The banking regulator underlined that the data retention period mandated by the bill is not in alignment with the RBI circulars on data storage. These mandate that if processing is done abroad, payment data should be deleted from the systems abroad and brought back to India within 24 hours.
“For cross-border transactions, RBI has allowed storage of copy of payment data abroad. In case of banks, especially foreign banks, RBI has allowed storage of banking data abroad. But the provisions of the bill do not enable such storage,” the note said.
Pointing out that Clause 33(2) empowers the Centre to classify personal data as critical and mandate its processing exclusively within India, RBI argued, “This will take away Reserve Bank’s power to say what data can be stored and processed in India.”

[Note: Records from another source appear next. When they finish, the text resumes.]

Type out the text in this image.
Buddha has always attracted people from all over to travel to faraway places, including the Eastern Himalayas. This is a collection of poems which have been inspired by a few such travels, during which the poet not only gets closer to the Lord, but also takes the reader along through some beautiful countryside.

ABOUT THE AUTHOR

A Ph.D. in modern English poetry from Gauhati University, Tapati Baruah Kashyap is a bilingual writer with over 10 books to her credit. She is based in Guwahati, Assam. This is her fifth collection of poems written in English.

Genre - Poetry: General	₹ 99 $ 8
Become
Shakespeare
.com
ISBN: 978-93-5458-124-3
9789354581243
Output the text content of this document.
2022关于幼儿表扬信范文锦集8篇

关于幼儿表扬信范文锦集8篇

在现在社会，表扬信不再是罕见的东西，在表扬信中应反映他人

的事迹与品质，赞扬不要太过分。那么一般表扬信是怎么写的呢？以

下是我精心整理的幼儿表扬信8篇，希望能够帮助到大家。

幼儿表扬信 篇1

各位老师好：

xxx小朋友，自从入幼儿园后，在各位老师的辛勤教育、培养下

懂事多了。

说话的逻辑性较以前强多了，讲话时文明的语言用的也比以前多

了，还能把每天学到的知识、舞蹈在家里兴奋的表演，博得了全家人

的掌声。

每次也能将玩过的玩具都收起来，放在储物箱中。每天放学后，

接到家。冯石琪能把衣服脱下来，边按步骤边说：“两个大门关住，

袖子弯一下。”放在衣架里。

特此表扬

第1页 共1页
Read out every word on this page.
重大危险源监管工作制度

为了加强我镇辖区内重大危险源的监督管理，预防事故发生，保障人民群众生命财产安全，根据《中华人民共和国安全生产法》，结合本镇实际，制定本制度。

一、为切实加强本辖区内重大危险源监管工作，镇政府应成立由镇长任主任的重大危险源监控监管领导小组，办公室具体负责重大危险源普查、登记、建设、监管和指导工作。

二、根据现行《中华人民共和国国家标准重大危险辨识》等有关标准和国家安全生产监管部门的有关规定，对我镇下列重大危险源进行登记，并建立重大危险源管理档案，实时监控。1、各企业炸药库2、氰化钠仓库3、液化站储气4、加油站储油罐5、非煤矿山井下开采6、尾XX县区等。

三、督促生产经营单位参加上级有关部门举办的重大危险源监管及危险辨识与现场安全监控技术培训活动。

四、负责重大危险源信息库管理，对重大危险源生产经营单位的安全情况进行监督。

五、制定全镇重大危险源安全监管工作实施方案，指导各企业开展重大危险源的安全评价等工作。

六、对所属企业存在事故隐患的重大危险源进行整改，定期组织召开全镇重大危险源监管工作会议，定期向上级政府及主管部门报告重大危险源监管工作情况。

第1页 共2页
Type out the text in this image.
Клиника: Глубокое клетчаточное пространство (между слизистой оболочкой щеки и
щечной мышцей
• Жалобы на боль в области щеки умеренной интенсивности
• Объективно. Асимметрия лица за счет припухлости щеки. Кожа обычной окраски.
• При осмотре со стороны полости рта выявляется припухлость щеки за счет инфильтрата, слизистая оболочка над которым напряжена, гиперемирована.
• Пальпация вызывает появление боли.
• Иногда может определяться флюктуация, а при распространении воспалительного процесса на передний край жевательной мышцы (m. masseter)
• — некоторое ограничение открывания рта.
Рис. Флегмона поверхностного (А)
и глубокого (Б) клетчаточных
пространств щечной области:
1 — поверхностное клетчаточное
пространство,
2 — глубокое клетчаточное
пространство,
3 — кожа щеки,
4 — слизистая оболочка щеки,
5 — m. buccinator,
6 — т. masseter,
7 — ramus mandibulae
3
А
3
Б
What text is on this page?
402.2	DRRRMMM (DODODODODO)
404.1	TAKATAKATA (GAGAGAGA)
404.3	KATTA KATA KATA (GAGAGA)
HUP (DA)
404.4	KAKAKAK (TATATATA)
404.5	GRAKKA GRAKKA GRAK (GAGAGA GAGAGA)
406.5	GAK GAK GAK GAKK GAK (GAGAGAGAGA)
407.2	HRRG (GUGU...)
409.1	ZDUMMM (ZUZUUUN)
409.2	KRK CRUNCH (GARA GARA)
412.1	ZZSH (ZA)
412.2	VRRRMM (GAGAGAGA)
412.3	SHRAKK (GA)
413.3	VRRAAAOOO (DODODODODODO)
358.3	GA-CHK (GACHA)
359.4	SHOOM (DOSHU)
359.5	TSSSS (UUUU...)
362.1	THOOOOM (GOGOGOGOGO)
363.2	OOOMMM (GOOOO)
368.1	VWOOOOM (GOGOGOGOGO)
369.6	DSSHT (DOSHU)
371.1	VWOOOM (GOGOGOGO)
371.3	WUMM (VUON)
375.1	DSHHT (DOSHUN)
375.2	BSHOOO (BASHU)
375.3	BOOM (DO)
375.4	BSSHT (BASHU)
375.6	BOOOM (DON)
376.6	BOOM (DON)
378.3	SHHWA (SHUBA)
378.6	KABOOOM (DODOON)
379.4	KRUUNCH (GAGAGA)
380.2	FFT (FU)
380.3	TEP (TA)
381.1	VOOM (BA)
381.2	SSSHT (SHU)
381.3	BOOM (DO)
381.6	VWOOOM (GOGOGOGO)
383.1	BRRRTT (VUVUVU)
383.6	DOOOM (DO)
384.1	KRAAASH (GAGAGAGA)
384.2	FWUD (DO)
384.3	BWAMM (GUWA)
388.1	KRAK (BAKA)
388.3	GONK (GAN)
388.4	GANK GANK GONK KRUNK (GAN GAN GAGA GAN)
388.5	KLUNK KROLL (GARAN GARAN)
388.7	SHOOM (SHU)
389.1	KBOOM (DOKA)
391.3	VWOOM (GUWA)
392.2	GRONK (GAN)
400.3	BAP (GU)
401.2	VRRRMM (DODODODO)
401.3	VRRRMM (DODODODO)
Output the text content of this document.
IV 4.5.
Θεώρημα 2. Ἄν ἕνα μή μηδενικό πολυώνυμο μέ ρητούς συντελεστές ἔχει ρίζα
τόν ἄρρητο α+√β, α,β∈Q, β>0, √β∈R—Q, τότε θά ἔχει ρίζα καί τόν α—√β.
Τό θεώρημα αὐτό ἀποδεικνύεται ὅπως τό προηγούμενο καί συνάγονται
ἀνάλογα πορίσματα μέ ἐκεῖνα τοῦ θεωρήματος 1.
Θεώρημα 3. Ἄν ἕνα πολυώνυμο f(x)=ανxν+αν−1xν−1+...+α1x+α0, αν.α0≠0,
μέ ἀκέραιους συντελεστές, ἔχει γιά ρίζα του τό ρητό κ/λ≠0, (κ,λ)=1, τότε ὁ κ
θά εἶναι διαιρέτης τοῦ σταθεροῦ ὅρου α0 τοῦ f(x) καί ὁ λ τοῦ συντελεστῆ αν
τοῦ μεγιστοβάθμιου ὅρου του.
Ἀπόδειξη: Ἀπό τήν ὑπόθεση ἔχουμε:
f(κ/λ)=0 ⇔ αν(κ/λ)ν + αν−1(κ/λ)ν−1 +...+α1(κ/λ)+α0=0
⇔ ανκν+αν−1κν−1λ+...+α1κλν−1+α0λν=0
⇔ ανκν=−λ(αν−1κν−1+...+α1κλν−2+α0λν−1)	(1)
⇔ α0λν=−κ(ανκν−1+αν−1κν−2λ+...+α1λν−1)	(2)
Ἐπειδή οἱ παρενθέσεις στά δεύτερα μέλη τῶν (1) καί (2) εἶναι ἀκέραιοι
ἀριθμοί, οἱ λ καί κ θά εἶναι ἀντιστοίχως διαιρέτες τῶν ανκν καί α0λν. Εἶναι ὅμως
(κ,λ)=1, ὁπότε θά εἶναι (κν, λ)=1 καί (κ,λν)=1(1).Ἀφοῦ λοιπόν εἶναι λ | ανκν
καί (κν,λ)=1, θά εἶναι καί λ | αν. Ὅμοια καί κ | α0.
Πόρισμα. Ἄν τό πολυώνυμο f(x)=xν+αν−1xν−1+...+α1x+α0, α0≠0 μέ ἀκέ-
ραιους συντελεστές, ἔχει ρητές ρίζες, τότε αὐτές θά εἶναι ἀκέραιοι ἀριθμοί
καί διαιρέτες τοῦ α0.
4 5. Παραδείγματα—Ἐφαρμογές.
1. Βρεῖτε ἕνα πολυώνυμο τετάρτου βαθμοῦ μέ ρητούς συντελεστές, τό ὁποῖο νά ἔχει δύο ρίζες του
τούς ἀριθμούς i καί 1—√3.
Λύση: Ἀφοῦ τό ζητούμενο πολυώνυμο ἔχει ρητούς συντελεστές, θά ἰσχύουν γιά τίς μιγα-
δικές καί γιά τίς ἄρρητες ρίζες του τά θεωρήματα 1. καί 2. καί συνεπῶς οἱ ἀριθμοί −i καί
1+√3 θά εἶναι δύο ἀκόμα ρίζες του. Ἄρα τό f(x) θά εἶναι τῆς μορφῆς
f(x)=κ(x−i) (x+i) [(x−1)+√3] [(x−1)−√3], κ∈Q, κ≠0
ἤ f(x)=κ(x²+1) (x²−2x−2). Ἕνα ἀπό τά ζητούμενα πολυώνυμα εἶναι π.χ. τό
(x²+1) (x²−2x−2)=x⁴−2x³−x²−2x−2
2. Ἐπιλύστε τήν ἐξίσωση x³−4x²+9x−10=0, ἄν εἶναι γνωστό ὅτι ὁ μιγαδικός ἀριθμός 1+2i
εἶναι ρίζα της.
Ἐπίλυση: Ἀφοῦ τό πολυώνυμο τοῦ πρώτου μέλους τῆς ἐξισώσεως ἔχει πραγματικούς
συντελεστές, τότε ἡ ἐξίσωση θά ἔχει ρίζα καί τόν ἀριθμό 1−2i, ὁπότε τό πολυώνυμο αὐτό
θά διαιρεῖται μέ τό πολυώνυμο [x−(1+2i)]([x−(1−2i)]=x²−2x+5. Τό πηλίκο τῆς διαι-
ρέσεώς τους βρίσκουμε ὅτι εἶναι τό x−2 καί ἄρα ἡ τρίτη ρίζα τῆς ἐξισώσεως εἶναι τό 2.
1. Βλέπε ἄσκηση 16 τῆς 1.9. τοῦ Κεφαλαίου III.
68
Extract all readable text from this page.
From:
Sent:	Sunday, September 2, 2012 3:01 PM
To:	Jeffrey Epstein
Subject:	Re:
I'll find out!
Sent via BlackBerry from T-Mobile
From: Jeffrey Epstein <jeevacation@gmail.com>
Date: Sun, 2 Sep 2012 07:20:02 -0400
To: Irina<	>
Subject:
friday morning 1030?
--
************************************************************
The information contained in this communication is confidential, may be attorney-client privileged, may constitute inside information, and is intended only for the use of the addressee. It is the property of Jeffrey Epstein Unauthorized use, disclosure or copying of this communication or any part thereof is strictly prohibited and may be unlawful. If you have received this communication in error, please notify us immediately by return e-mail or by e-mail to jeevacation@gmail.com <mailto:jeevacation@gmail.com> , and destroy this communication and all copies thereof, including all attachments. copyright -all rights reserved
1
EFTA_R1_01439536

Seeking exemptions for its functions from the proposed legislation, RBI pointed out that it works towards the grater objectives of ensuring monetary and financial stability, strengthening banking and non-banking system and regulating payment process. “The personal data collected by RBI is incidental to the functions and not for deriving any commercial gain,” it said.
It said that data is collected by regulated entities and not directly by RBI and as “data fiduciaries, the entities themselves would have met the obligations towards data principals.”
It further stated that as the owner and operator of RTGS and NEFT, India’s key payment routes, “it would not be practical for RBI to give notice, obtain consent etc, in carrying out the payment system actively.”
RBI has suggested that clauses may be amended to exclude regulatory statues such as RBI Act, the Banking Regulation Act, Payment and Settlement System Act from the overriding reach of the data protection law.
The bill does have exemptions that allow personal data to be processed for protecting national security, pursing investigations and complying with court orders, and for journalistic purposes.